Native Sparse Attention (NSA) is proposed by DeepSeek for efficient language models. The techniques can also be applied to vision generation. Since video generation is often trained by diffusion or flow matching with full attention, the sliding attention in NSA can be skipped. Token compression and selection can be done in 1D or 3D, depending on the latent space.
Follow-up
Token compression provides an overview of the entire sequence. Uncompressed token blocks are then selected based on their attentions scores. A recent work DART proposes to consider duplication in token selection. It first selects a fewer pivotal tokens, and then similar token to the pivotal ones are ignored in the token selection. This allows to select more diverse tokens. In another work DivPrune, the problem is formulated a Max–Min Diversity Problem (MMDP). It’ll be interesting to see how these techniques work for generation tasks.

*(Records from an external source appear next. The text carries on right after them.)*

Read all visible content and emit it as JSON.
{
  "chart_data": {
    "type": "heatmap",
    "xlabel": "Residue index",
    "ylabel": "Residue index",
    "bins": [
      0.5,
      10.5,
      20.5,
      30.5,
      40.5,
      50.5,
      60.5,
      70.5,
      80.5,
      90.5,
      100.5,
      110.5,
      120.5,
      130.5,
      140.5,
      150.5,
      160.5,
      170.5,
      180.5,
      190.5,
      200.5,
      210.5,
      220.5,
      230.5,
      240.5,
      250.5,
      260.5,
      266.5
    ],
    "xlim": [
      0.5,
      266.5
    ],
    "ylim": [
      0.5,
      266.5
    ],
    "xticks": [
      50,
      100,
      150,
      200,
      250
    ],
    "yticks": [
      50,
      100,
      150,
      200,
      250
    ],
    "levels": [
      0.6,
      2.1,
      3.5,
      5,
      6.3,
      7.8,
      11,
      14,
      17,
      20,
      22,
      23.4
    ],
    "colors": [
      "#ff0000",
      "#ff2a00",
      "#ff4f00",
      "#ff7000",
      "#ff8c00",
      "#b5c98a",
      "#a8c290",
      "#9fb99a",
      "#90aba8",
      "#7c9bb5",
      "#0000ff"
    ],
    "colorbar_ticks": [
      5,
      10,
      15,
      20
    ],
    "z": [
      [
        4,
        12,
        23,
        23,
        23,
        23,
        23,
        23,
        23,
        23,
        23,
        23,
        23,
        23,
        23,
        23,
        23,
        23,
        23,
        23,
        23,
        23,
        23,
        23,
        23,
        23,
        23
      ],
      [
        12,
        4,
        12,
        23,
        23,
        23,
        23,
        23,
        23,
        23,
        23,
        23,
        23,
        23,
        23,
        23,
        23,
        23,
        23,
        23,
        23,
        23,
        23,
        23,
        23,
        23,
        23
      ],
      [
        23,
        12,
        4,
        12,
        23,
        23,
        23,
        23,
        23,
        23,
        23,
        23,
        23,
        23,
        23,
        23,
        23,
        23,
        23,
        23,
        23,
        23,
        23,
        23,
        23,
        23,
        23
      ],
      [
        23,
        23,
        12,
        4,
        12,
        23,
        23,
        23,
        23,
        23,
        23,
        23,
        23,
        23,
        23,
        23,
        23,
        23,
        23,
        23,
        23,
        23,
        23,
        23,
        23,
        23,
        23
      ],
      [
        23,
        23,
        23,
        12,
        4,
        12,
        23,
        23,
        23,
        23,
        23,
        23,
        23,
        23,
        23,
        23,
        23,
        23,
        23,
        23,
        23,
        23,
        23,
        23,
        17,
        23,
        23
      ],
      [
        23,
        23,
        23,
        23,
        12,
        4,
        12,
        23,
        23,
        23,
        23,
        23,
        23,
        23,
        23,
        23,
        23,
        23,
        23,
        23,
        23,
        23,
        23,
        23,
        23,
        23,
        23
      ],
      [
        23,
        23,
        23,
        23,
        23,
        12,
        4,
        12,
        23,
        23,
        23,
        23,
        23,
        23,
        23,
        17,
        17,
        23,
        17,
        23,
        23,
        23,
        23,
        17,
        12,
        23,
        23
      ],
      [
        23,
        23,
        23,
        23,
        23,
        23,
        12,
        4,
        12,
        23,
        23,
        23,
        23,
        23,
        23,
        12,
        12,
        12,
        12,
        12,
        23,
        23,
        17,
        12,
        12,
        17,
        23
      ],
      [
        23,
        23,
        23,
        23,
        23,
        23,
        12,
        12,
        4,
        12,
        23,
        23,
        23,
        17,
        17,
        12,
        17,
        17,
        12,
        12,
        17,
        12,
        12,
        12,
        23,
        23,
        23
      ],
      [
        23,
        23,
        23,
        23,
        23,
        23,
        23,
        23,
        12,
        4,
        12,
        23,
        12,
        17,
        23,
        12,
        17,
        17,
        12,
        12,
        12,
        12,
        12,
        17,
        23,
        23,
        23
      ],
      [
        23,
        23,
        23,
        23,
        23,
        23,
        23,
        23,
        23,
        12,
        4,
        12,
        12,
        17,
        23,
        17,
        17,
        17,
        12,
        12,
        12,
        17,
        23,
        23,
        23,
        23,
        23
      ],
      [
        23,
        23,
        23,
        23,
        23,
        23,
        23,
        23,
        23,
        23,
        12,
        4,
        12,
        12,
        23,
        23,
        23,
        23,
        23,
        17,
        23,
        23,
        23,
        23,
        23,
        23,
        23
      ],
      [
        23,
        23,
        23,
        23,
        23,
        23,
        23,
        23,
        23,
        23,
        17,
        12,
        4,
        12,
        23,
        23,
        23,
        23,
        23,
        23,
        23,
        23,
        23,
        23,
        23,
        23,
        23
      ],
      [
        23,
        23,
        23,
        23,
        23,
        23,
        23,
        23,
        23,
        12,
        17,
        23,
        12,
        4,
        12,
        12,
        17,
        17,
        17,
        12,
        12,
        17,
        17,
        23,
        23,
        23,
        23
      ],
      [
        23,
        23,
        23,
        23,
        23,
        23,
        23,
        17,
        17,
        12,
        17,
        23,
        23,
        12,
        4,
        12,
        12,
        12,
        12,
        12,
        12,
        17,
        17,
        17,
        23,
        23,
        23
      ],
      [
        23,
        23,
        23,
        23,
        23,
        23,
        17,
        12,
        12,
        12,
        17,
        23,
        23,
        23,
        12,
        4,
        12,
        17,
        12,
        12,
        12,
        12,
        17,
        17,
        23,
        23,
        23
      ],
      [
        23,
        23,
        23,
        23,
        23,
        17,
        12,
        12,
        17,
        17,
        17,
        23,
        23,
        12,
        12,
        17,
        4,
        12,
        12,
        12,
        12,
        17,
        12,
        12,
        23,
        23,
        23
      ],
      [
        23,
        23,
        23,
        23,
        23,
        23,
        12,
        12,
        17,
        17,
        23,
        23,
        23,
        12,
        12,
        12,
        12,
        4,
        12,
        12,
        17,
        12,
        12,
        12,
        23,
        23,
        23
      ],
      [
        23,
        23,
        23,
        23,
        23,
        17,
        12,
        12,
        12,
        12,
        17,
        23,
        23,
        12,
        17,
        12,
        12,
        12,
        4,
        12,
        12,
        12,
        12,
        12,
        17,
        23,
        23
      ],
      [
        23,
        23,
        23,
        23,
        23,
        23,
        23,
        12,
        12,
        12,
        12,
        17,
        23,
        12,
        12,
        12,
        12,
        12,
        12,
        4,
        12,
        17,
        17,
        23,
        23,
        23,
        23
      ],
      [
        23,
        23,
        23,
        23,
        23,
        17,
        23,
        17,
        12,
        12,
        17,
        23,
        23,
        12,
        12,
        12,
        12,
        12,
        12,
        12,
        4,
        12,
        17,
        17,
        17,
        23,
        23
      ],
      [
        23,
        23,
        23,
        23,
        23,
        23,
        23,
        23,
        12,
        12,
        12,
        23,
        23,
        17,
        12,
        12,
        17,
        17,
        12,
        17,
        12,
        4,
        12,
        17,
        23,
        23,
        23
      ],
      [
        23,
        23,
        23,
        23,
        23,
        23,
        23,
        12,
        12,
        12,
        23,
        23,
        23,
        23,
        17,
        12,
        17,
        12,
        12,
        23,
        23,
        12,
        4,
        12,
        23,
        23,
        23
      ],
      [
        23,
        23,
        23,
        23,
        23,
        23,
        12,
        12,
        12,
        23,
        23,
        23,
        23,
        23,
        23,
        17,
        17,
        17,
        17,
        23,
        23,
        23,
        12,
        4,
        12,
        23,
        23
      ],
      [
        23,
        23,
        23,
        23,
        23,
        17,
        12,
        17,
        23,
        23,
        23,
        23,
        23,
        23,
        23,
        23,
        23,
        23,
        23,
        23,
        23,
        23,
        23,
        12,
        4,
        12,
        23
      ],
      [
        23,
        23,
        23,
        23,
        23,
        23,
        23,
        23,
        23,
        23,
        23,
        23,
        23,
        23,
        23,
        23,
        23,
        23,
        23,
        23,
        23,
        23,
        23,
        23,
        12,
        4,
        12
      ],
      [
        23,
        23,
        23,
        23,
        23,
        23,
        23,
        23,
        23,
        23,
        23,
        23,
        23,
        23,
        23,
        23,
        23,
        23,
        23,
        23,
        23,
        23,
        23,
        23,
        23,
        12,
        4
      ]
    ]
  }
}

DeepSeekMoE uses fine-grained experts and shared experts on top of standard MoE. An MLP layer typically uses a large intermediate dimension, e.g. 6 times of input dimension. DeepSeekMoE uses a smaller intermediate dimension to get more experts without increasing computation. Using fine-grained experts enhances the combinatorial flexibility of activated experts.
Follow-up
MoE is efficient at inference when batch size is 1. If batch size is greater than 1, more experts will be activated, and it can take more memories than a dense model. To address this problem, ByteDance releases Comet, an efficient infrastructure for MoE.